Il naît chaque année en France 40.000 enfants prématurés. 9000 d’entre eux voient le jour avec presque trois mois d’avance, ce sont des prématurissimes, des «grands prématurés». Leur survie est le nouveau combat de la néonatalogie, celui que mène quelques services hospitaliers hautement spécialisé. Au quatrième étage de l’hôpital Antoine Béclère de Clamart, dans le service de réanimation néonatale, l’équipe de professeur Michel Dehan veille sur ces enfants 24 heures sur 24. Ils sont nés très tôt, beaucoup trop tôt. Ils pèsent seulement 500 à 700 grammes, et si à cet «âge» tous leurs organes vitaux sont formés, la plupart d’entre eux n’ont pas la maturité nécessaire à un fonctionnement normal sur le plan hormonal et enzymatique, et le cerveau, par contre, poursuit pratiquement le même développement que in utéro et est loin d’avoir fini l’élaboration de toutes ses connexions nerveuses.

Ces particularités expliquent la fragilité des «grands prémas» et les risques de handicaps plus grand que chez un enfant né à terme. La prévention des lésions est actuellement encore impossible mais leur détection est aujourd’hui performante grâce à des examens quotidiens poussés, et les médecins sont capables, dans la majorité des cas, d’établir un diagnostic et un pronostic fiables. Chez les prématurissimes nés entre 5 mois et demi et 6 mois et demi de grossesse, la moitié survit s’ils pèsent au moins 600 grammes et 20% souffrent de séquelles plus ou moins importantes. L’âge de gestation est l’élément majeur dans le pronostic de survie, complété par le poids de naissance. Il ne semble pas possible d’envisager de sauver des enfants de moins de 24 semaines de gestation pour des raisons d’immaturité physiologique et biologique.

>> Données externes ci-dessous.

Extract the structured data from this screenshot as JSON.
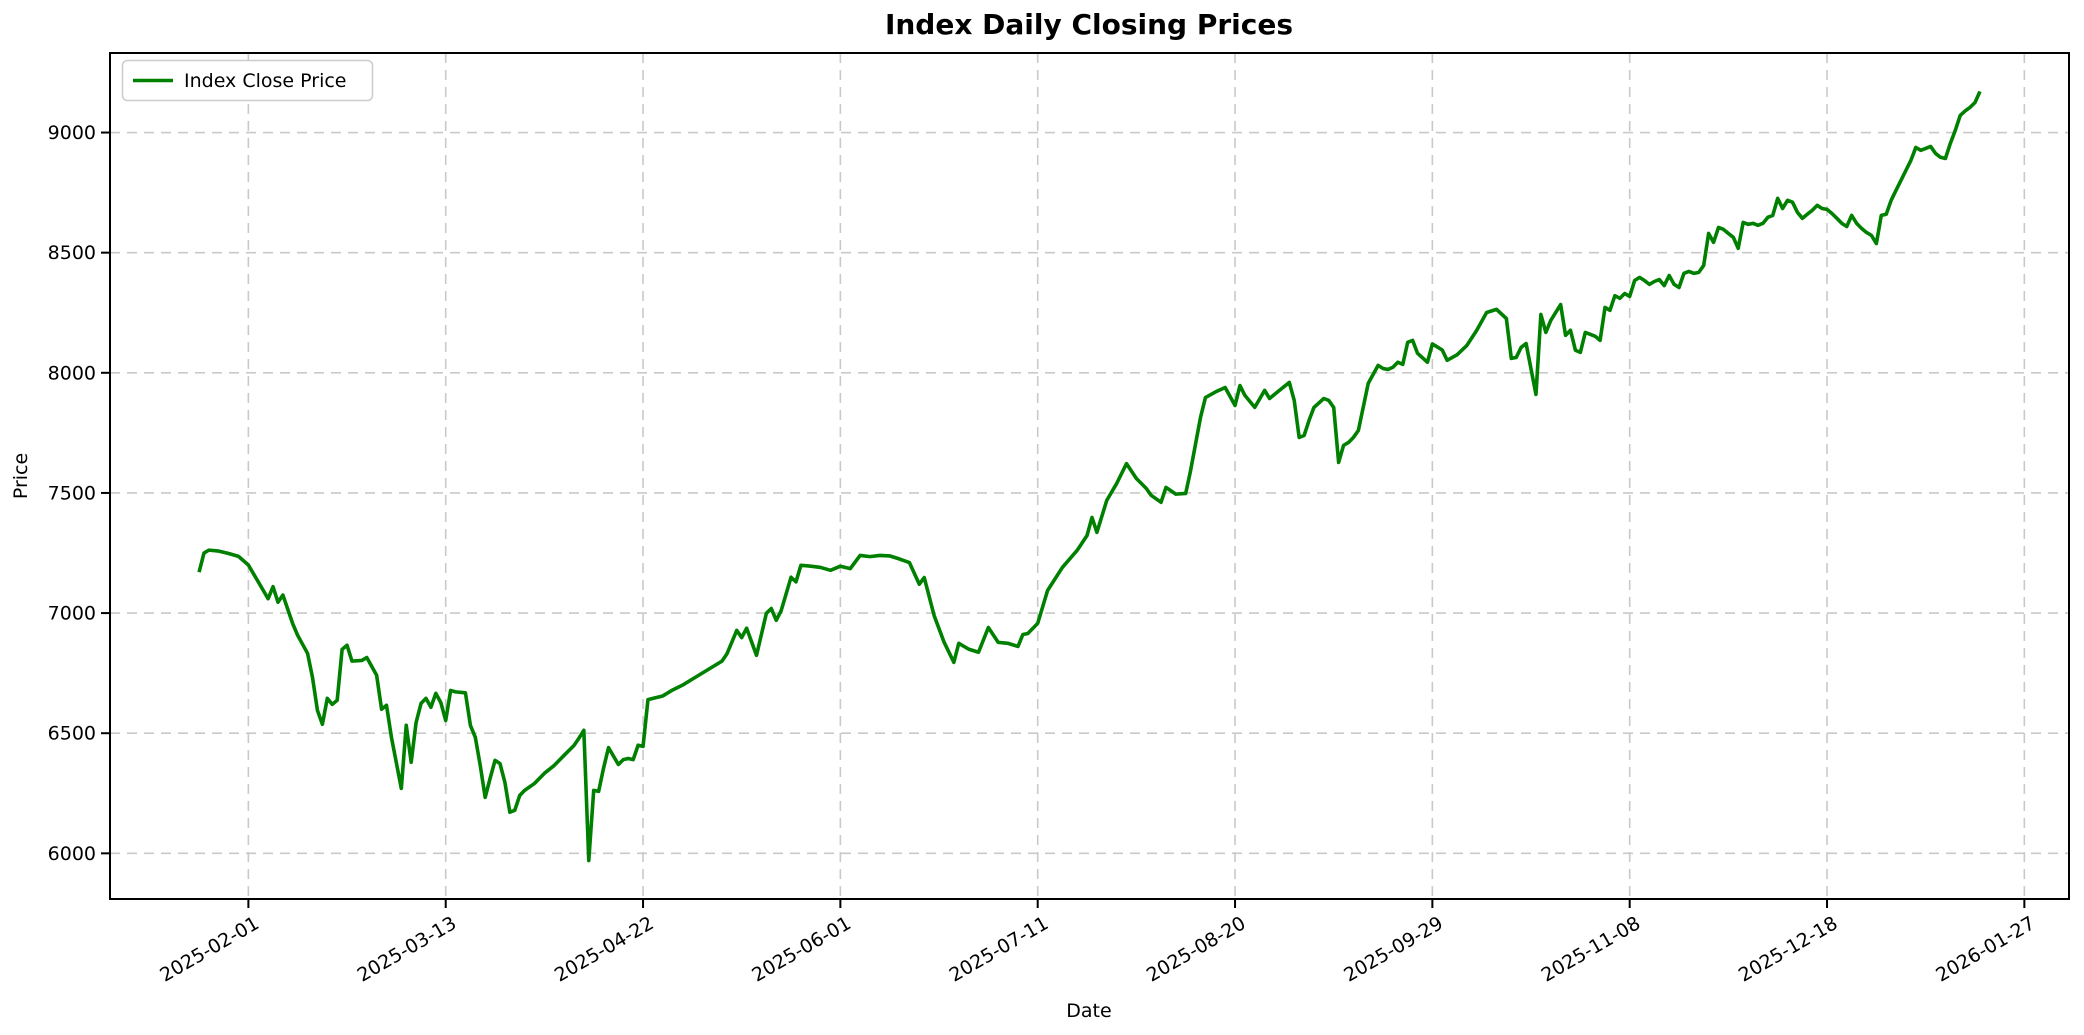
{
  "figure": {
    "title": "Index Daily Closing Prices",
    "xlabel": "Date",
    "ylabel": "Price",
    "legend": {
      "label": "Index Close Price"
    }
  },
  "colors": {
    "line": "#008000",
    "grid": "#c9c9c9",
    "spine": "#000000",
    "background": "#ffffff",
    "legend_border": "#cccccc",
    "text": "#000000"
  },
  "chart_data": {
    "type": "line",
    "title": "Index Daily Closing Prices",
    "xlabel": "Date",
    "ylabel": "Price",
    "legend": [
      "Index Close Price"
    ],
    "legend_position": "upper left",
    "grid": "dashed",
    "line_color": "#008000",
    "x_start_date": "2025-01-22",
    "x_unit": "days_from_start",
    "x_tick_days": [
      10,
      50,
      90,
      130,
      170,
      210,
      250,
      290,
      330,
      370
    ],
    "x_tick_labels": [
      "2025-02-01",
      "2025-03-13",
      "2025-04-22",
      "2025-06-01",
      "2025-07-11",
      "2025-08-20",
      "2025-09-29",
      "2025-11-08",
      "2025-12-18",
      "2026-01-27"
    ],
    "x_tick_rotation_deg": 30,
    "y_ticks": [
      6000,
      6500,
      7000,
      7500,
      8000,
      8500,
      9000
    ],
    "xlim_days": [
      -18.05,
      379.05
    ],
    "ylim": [
      5810,
      9331
    ],
    "points": [
      [
        0,
        7170
      ],
      [
        1,
        7250
      ],
      [
        2,
        7262
      ],
      [
        4,
        7258
      ],
      [
        6,
        7248
      ],
      [
        8,
        7236
      ],
      [
        10,
        7200
      ],
      [
        11,
        7165
      ],
      [
        13,
        7095
      ],
      [
        14,
        7060
      ],
      [
        15,
        7110
      ],
      [
        16,
        7045
      ],
      [
        17,
        7075
      ],
      [
        19,
        6955
      ],
      [
        20,
        6907
      ],
      [
        22,
        6832
      ],
      [
        23,
        6732
      ],
      [
        24,
        6595
      ],
      [
        25,
        6537
      ],
      [
        26,
        6645
      ],
      [
        27,
        6620
      ],
      [
        28,
        6637
      ],
      [
        29,
        6849
      ],
      [
        30,
        6866
      ],
      [
        31,
        6800
      ],
      [
        33,
        6803
      ],
      [
        34,
        6815
      ],
      [
        36,
        6741
      ],
      [
        37,
        6600
      ],
      [
        38,
        6616
      ],
      [
        39,
        6483
      ],
      [
        41,
        6270
      ],
      [
        42,
        6533
      ],
      [
        43,
        6379
      ],
      [
        44,
        6545
      ],
      [
        45,
        6624
      ],
      [
        46,
        6645
      ],
      [
        47,
        6608
      ],
      [
        48,
        6666
      ],
      [
        49,
        6628
      ],
      [
        50,
        6553
      ],
      [
        51,
        6678
      ],
      [
        52,
        6672
      ],
      [
        54,
        6668
      ],
      [
        55,
        6533
      ],
      [
        56,
        6483
      ],
      [
        57,
        6366
      ],
      [
        58,
        6233
      ],
      [
        59,
        6312
      ],
      [
        60,
        6387
      ],
      [
        61,
        6374
      ],
      [
        62,
        6295
      ],
      [
        63,
        6171
      ],
      [
        64,
        6179
      ],
      [
        65,
        6241
      ],
      [
        66,
        6262
      ],
      [
        68,
        6291
      ],
      [
        70,
        6333
      ],
      [
        72,
        6366
      ],
      [
        74,
        6408
      ],
      [
        76,
        6449
      ],
      [
        77,
        6479
      ],
      [
        78,
        6512
      ],
      [
        79,
        5970
      ],
      [
        80,
        6262
      ],
      [
        81,
        6258
      ],
      [
        82,
        6355
      ],
      [
        83,
        6440
      ],
      [
        85,
        6370
      ],
      [
        86,
        6390
      ],
      [
        87,
        6395
      ],
      [
        88,
        6390
      ],
      [
        89,
        6450
      ],
      [
        90,
        6445
      ],
      [
        91,
        6640
      ],
      [
        92,
        6645
      ],
      [
        94,
        6655
      ],
      [
        96,
        6680
      ],
      [
        98,
        6700
      ],
      [
        100,
        6725
      ],
      [
        102,
        6750
      ],
      [
        104,
        6775
      ],
      [
        106,
        6800
      ],
      [
        107,
        6830
      ],
      [
        109,
        6928
      ],
      [
        110,
        6898
      ],
      [
        111,
        6937
      ],
      [
        113,
        6824
      ],
      [
        115,
        6999
      ],
      [
        116,
        7019
      ],
      [
        117,
        6970
      ],
      [
        118,
        7010
      ],
      [
        120,
        7149
      ],
      [
        121,
        7130
      ],
      [
        122,
        7199
      ],
      [
        124,
        7195
      ],
      [
        126,
        7190
      ],
      [
        128,
        7178
      ],
      [
        130,
        7195
      ],
      [
        132,
        7185
      ],
      [
        134,
        7240
      ],
      [
        136,
        7235
      ],
      [
        138,
        7240
      ],
      [
        140,
        7238
      ],
      [
        142,
        7225
      ],
      [
        144,
        7210
      ],
      [
        146,
        7120
      ],
      [
        147,
        7148
      ],
      [
        149,
        6990
      ],
      [
        151,
        6880
      ],
      [
        153,
        6795
      ],
      [
        154,
        6874
      ],
      [
        156,
        6850
      ],
      [
        158,
        6837
      ],
      [
        160,
        6940
      ],
      [
        162,
        6878
      ],
      [
        164,
        6874
      ],
      [
        166,
        6861
      ],
      [
        167,
        6911
      ],
      [
        168,
        6915
      ],
      [
        170,
        6957
      ],
      [
        172,
        7094
      ],
      [
        175,
        7190
      ],
      [
        178,
        7261
      ],
      [
        180,
        7323
      ],
      [
        181,
        7398
      ],
      [
        182,
        7336
      ],
      [
        184,
        7469
      ],
      [
        186,
        7539
      ],
      [
        188,
        7622
      ],
      [
        190,
        7560
      ],
      [
        192,
        7519
      ],
      [
        193,
        7490
      ],
      [
        195,
        7461
      ],
      [
        196,
        7523
      ],
      [
        198,
        7495
      ],
      [
        200,
        7498
      ],
      [
        201,
        7594
      ],
      [
        203,
        7814
      ],
      [
        204,
        7897
      ],
      [
        206,
        7920
      ],
      [
        208,
        7939
      ],
      [
        210,
        7864
      ],
      [
        211,
        7947
      ],
      [
        212,
        7906
      ],
      [
        214,
        7856
      ],
      [
        216,
        7927
      ],
      [
        217,
        7893
      ],
      [
        219,
        7927
      ],
      [
        221,
        7960
      ],
      [
        222,
        7885
      ],
      [
        223,
        7731
      ],
      [
        224,
        7739
      ],
      [
        225,
        7802
      ],
      [
        226,
        7856
      ],
      [
        228,
        7893
      ],
      [
        229,
        7885
      ],
      [
        230,
        7856
      ],
      [
        231,
        7627
      ],
      [
        232,
        7698
      ],
      [
        233,
        7710
      ],
      [
        234,
        7731
      ],
      [
        235,
        7760
      ],
      [
        237,
        7956
      ],
      [
        239,
        8031
      ],
      [
        240,
        8018
      ],
      [
        241,
        8014
      ],
      [
        242,
        8023
      ],
      [
        243,
        8044
      ],
      [
        244,
        8035
      ],
      [
        245,
        8127
      ],
      [
        246,
        8135
      ],
      [
        247,
        8081
      ],
      [
        249,
        8044
      ],
      [
        250,
        8120
      ],
      [
        252,
        8095
      ],
      [
        253,
        8052
      ],
      [
        255,
        8075
      ],
      [
        257,
        8114
      ],
      [
        259,
        8177
      ],
      [
        261,
        8251
      ],
      [
        263,
        8264
      ],
      [
        265,
        8226
      ],
      [
        266,
        8060
      ],
      [
        267,
        8064
      ],
      [
        268,
        8106
      ],
      [
        269,
        8122
      ],
      [
        271,
        7910
      ],
      [
        272,
        8243
      ],
      [
        273,
        8168
      ],
      [
        274,
        8218
      ],
      [
        276,
        8284
      ],
      [
        277,
        8156
      ],
      [
        278,
        8177
      ],
      [
        279,
        8094
      ],
      [
        280,
        8085
      ],
      [
        281,
        8168
      ],
      [
        282,
        8160
      ],
      [
        283,
        8152
      ],
      [
        284,
        8135
      ],
      [
        285,
        8272
      ],
      [
        286,
        8260
      ],
      [
        287,
        8321
      ],
      [
        288,
        8310
      ],
      [
        289,
        8330
      ],
      [
        290,
        8318
      ],
      [
        291,
        8384
      ],
      [
        292,
        8397
      ],
      [
        293,
        8384
      ],
      [
        294,
        8368
      ],
      [
        295,
        8380
      ],
      [
        296,
        8388
      ],
      [
        297,
        8363
      ],
      [
        298,
        8405
      ],
      [
        299,
        8368
      ],
      [
        300,
        8355
      ],
      [
        301,
        8414
      ],
      [
        302,
        8422
      ],
      [
        303,
        8414
      ],
      [
        304,
        8418
      ],
      [
        305,
        8447
      ],
      [
        306,
        8580
      ],
      [
        307,
        8543
      ],
      [
        308,
        8605
      ],
      [
        309,
        8597
      ],
      [
        310,
        8580
      ],
      [
        311,
        8564
      ],
      [
        312,
        8518
      ],
      [
        313,
        8626
      ],
      [
        314,
        8618
      ],
      [
        315,
        8622
      ],
      [
        316,
        8614
      ],
      [
        317,
        8622
      ],
      [
        318,
        8647
      ],
      [
        319,
        8655
      ],
      [
        320,
        8726
      ],
      [
        321,
        8684
      ],
      [
        322,
        8718
      ],
      [
        323,
        8710
      ],
      [
        324,
        8668
      ],
      [
        325,
        8643
      ],
      [
        326,
        8660
      ],
      [
        327,
        8676
      ],
      [
        328,
        8697
      ],
      [
        329,
        8684
      ],
      [
        330,
        8680
      ],
      [
        331,
        8663
      ],
      [
        332,
        8643
      ],
      [
        333,
        8622
      ],
      [
        334,
        8609
      ],
      [
        335,
        8655
      ],
      [
        336,
        8622
      ],
      [
        337,
        8601
      ],
      [
        338,
        8584
      ],
      [
        339,
        8572
      ],
      [
        340,
        8538
      ],
      [
        341,
        8655
      ],
      [
        342,
        8660
      ],
      [
        343,
        8718
      ],
      [
        344,
        8760
      ],
      [
        345,
        8801
      ],
      [
        346,
        8843
      ],
      [
        347,
        8884
      ],
      [
        348,
        8938
      ],
      [
        349,
        8926
      ],
      [
        350,
        8934
      ],
      [
        351,
        8942
      ],
      [
        352,
        8913
      ],
      [
        353,
        8897
      ],
      [
        354,
        8892
      ],
      [
        355,
        8955
      ],
      [
        356,
        9009
      ],
      [
        357,
        9071
      ],
      [
        358,
        9090
      ],
      [
        359,
        9105
      ],
      [
        360,
        9125
      ],
      [
        361,
        9171
      ]
    ]
  }
}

Un profond respect de l’enfant a amené toute l’équipe à réflechir sur la sensation de douleur qu’éprouvent ces petits malades. A partir de l’observation, médecins et infirmières ont établi une grille d’évaluation qui aujourd’hui est utilisée dans un grand nombre de services de néatologie, et a permis l’évolution de pratiques médicales, et le confort des enfants dans leur couveuse. Les parents vivent douloureusement les premiers jours qui suivent la naissance, et l’hospitalisation de leur enfant dans un service de grande réanimation.Le réel attachement affectif porté par les soignants a leurs petits malades et à leurs familles apporte une aide morale qui facilite une réadaptation et progressivement la participation aux soins quotidiens de leur bébé. Aprés plusieurs semaines, voire plusieurs mois, la sortie du service et le retour au foyer est souvent vécu comme une seconde naissance.